As it turned out, Cyndi answered the door. She was shorter than I’d imagined, and she was dressed in a red halter top and matching shorts, her feet bare and toenails painted blue — or aquamarine, I suppose you’d call it. I couldn’t help thinking of the way she looked without her clothes on, throwing back her head and spewing flames from her lips. “Hi,” I said, “I was looking for Samantha? You know, Jennifer, ” I added, by way of assuring her I was on intimate terms here and not just some psychotic who’d managed to track them all down.
She didn’t smile. Just gave me a look devoid of anything — love, hate, fear, interest, or even civility — turned her head away and shouted, “Sam! Sammy! It’s for you!”
“Tell her it’s Hart,” I said, “she’ll know who—” but I broke off because I was talking to myself: the doorway was empty. I could hear the jabber and squawk of the TV and the thump of bass-heavy music from one of the upstairs bedrooms, then a whisper of voices in the hall.
In the next moment a shadow fell across the plane of the open door, and Samantha slid into view, her face pale and tentative. “Oh,” she said, and I could hear the relief in her voice. “Oh, hi.”

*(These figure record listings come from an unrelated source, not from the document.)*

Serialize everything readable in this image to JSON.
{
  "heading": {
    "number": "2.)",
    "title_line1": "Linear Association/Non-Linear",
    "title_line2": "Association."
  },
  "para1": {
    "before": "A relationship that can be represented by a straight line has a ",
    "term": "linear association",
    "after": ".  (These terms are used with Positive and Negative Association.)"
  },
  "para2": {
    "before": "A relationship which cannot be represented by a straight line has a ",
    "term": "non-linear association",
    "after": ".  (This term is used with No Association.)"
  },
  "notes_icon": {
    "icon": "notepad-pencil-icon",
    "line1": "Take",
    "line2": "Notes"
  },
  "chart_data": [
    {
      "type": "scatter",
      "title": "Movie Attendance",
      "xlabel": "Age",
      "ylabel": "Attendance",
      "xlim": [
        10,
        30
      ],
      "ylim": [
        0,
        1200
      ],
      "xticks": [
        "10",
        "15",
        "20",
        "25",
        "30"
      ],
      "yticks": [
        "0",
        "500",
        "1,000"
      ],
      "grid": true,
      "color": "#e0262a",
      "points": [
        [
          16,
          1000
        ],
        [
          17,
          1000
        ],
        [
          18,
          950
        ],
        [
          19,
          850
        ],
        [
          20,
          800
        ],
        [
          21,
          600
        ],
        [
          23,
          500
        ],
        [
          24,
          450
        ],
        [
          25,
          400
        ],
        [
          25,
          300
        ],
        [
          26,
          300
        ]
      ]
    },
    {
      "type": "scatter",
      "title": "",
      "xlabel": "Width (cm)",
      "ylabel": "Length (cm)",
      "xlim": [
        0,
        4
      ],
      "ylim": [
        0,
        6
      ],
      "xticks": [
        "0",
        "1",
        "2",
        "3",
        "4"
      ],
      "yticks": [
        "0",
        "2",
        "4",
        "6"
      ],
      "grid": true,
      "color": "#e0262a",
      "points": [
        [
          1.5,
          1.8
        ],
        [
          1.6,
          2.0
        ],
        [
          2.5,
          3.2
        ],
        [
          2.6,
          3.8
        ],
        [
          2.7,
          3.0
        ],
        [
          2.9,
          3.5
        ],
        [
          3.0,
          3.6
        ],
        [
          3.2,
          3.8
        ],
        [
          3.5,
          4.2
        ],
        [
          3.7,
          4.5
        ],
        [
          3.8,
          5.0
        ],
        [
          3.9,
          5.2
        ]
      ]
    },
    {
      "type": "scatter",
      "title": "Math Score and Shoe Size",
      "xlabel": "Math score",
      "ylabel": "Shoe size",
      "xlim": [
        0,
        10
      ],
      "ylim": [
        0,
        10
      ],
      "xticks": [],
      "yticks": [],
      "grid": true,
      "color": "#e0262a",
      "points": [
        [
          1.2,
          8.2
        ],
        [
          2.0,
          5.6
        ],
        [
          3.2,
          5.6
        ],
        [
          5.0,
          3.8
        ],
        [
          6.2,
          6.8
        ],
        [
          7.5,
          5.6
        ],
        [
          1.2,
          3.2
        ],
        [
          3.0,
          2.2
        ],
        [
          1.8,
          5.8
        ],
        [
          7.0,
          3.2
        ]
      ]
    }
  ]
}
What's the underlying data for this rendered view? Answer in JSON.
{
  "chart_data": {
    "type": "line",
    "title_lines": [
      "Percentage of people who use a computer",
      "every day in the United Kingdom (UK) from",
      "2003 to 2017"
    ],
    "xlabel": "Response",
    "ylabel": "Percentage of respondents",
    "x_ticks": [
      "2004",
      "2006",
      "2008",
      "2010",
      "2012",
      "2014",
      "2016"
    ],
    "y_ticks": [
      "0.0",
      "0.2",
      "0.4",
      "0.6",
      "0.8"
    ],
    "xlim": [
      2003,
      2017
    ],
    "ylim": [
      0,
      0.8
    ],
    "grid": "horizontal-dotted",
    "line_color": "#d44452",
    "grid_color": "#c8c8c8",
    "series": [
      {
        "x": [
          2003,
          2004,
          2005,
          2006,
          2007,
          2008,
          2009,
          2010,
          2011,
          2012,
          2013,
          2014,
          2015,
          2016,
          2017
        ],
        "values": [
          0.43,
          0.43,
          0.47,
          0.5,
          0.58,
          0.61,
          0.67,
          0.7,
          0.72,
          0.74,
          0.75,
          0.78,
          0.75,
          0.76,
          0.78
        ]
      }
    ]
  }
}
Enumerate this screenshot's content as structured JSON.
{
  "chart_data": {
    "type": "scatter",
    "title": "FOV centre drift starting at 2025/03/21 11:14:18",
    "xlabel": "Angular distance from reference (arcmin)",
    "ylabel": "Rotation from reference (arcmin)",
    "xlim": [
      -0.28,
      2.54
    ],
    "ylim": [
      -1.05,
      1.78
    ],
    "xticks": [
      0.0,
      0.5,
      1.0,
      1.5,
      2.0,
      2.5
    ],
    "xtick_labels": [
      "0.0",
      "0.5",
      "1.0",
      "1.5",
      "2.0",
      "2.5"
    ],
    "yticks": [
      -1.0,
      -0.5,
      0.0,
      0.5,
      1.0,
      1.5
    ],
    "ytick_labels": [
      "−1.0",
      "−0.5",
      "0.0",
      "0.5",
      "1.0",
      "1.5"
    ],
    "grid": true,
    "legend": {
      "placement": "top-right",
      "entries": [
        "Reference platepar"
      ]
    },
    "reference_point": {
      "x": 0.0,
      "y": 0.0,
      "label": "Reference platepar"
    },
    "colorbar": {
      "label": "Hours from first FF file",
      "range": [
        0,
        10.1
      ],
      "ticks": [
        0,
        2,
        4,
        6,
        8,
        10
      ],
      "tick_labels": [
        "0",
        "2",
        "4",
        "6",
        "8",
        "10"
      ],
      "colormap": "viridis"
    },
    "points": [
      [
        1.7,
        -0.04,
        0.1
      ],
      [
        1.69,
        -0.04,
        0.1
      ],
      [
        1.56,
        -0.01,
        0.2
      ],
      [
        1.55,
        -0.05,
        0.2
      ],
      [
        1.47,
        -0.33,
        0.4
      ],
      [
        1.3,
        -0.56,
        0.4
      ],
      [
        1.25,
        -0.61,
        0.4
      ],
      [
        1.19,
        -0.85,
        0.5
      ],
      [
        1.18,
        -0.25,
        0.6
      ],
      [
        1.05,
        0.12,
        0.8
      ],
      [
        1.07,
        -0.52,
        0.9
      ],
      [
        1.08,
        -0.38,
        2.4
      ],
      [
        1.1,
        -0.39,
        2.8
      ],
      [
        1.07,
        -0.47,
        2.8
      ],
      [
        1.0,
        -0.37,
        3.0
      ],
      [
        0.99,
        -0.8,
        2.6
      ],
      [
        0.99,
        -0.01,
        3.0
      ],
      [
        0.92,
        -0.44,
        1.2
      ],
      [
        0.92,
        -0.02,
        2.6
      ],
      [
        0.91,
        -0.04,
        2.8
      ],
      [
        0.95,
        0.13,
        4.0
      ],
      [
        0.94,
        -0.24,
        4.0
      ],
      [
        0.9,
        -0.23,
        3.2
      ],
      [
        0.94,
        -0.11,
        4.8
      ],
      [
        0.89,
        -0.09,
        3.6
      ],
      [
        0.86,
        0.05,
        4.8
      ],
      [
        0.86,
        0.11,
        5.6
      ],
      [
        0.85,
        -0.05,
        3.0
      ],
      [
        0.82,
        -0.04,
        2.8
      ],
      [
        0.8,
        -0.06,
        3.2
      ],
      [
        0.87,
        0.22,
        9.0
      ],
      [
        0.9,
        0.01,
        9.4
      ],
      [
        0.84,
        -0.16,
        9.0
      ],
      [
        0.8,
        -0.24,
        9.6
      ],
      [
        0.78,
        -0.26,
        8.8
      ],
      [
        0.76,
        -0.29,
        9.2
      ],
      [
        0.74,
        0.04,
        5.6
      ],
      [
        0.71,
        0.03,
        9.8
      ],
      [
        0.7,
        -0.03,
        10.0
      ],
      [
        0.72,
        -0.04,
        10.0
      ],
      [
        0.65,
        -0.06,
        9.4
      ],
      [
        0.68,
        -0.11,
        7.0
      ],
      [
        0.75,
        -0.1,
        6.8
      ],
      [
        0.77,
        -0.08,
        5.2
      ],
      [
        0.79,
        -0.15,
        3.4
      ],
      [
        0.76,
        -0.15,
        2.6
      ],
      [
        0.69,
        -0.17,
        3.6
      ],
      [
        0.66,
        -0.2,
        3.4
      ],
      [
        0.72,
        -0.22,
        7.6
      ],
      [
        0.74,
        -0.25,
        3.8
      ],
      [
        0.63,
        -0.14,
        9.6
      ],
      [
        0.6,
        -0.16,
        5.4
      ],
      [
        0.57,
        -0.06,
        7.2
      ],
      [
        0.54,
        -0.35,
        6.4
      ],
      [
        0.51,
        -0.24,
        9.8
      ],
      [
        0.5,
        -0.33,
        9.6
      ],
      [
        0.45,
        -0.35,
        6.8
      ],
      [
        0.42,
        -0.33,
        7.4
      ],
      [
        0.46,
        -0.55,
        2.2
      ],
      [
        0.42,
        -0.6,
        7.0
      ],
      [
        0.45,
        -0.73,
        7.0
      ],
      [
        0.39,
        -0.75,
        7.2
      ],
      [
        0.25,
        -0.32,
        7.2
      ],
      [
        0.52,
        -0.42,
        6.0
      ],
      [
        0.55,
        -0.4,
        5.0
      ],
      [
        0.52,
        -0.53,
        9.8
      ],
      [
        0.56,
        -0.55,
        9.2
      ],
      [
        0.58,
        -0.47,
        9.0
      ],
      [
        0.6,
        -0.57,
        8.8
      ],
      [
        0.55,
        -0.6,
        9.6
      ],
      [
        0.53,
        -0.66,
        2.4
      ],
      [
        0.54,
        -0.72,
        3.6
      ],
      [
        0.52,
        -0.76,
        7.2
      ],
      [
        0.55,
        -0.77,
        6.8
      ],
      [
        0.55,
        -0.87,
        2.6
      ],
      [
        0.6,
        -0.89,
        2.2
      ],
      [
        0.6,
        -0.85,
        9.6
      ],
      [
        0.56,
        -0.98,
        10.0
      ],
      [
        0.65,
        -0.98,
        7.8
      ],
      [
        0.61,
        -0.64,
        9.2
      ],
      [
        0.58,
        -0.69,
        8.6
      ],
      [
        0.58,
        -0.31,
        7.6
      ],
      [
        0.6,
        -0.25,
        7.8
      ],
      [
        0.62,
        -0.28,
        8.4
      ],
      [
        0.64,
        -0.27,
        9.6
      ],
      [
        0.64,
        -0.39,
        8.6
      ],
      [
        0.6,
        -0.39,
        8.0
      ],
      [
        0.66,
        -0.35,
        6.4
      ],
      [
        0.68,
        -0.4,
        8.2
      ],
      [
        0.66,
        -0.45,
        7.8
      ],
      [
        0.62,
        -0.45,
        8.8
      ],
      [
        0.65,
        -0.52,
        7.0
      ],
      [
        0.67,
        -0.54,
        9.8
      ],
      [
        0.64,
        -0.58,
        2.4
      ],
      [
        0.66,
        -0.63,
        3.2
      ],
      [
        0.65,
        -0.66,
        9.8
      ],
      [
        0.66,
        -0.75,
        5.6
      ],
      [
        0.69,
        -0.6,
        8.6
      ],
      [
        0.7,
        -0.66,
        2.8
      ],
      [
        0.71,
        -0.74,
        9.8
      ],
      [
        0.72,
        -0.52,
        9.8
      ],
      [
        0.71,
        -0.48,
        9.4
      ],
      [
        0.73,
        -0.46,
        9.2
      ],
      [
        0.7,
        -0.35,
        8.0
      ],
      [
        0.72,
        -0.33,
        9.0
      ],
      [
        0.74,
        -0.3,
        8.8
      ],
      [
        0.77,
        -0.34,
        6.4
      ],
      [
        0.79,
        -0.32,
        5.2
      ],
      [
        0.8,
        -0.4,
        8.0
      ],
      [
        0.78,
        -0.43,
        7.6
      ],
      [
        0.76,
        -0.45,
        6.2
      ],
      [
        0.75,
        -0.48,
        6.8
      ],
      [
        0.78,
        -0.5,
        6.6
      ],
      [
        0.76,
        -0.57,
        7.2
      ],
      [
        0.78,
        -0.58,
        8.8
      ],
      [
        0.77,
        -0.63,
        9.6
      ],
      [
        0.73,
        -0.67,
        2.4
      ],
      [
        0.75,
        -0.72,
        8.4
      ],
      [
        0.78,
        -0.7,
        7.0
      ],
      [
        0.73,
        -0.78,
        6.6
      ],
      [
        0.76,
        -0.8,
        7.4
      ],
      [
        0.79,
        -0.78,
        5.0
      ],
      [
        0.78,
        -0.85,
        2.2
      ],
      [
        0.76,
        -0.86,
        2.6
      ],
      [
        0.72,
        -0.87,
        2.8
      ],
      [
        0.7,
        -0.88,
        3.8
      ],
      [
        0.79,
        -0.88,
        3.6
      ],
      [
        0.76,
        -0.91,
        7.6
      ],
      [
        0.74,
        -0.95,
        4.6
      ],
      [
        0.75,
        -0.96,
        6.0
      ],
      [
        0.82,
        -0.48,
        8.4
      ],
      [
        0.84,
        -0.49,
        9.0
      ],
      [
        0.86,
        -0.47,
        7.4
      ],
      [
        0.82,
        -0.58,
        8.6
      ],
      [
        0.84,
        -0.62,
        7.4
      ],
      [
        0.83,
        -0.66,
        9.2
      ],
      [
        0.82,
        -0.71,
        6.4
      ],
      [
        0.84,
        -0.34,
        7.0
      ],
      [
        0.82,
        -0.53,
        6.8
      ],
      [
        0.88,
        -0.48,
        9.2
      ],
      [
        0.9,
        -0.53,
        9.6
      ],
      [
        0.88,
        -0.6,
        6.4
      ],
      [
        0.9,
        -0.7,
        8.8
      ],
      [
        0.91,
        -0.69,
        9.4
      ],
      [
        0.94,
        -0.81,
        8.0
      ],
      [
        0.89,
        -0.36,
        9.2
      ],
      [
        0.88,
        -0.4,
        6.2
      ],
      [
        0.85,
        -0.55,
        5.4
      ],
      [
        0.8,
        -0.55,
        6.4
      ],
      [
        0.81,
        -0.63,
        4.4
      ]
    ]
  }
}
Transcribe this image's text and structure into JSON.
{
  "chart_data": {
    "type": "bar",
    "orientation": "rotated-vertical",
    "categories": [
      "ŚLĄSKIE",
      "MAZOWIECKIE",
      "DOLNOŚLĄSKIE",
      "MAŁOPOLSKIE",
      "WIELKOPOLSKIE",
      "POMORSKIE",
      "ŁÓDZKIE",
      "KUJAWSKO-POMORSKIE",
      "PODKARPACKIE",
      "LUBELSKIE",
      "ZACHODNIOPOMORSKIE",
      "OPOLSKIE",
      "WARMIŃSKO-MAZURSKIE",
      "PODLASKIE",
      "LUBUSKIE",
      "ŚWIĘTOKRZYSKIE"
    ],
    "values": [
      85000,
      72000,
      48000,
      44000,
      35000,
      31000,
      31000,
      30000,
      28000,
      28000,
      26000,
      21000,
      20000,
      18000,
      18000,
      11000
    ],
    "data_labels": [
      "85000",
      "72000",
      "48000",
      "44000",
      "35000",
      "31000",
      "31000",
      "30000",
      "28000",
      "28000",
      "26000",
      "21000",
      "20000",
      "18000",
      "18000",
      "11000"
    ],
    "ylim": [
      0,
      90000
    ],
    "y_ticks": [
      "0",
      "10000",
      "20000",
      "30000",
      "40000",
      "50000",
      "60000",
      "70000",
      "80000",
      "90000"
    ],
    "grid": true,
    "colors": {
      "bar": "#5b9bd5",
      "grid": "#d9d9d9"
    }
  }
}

“I’ve got something to tell you,” I said, coming right out with it, “—bad news, I think. This woman just stopped me when I was pulling into the driveway — my next-door neighbor — and they’re circulating a petition.” I watched her eyebrows, her eyes, saw the glint of the rings on her right hand as she swept it through her hair. “But I didn’t sign. I blew her off.”
She looked distracted, staring out over my shoulder as if she hadn’t heard me. “Louis warned us there might be trouble,” she said finally, “but it really isn’t fair. I mean, do I look like some kind of slut to you? Do I?”